The forecast calls for the economy to grow by 2.5 percent when inflation is accounted for, or lower than the 2.8 percent the state had been expecting.

The lower projection was driven by several factors, including higher-than-expected inflation and tourism counts that are expected to decline this year. The state's forecast for visitor arrivals calls for a 1.4 percent decline this year given continued sluggishness in air travel coupled with NCL America pulling two cruise ships out of interisland cruises.

Previously the state had thought visitor arrivals would grow by 1 percent this year, reversing a 0.8 percentage decline that occurred in 2007.

"We still expect continued job growth in professional and business services, construction, food service and health services that should counter weakened visitor activity," said Theodore E. Liu, DBEDT director, in a press statement.

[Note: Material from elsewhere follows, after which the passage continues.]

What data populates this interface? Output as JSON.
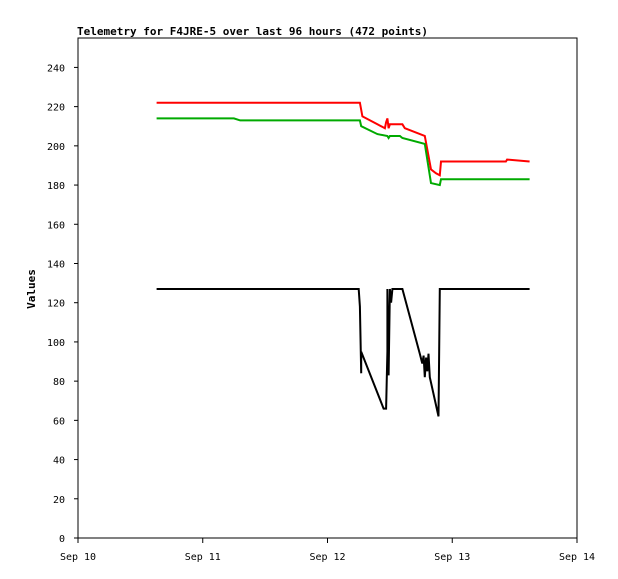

"As a result, we continue to forecast moderate economic growth during the next few years."

Other revisions in the forecast include:

  • Visitor expenditures will rise 1.5 percent this year instead of the 4 percent projected previously.

  • Honolulu's rate of inflation will be 4 percent instead of 3.8 percent.

  • Personal income adjusted for inflation will grow at a 1.6 percent pace instead of 1.8 percent.

    The state also lowered its economic growth projection for next year in lowering visitor arrival expectations for 2009.

    It now expects the economy, as measured by gross domestic product adjusted for inflation, to increase 2.5 percent instead of 2.7 percent.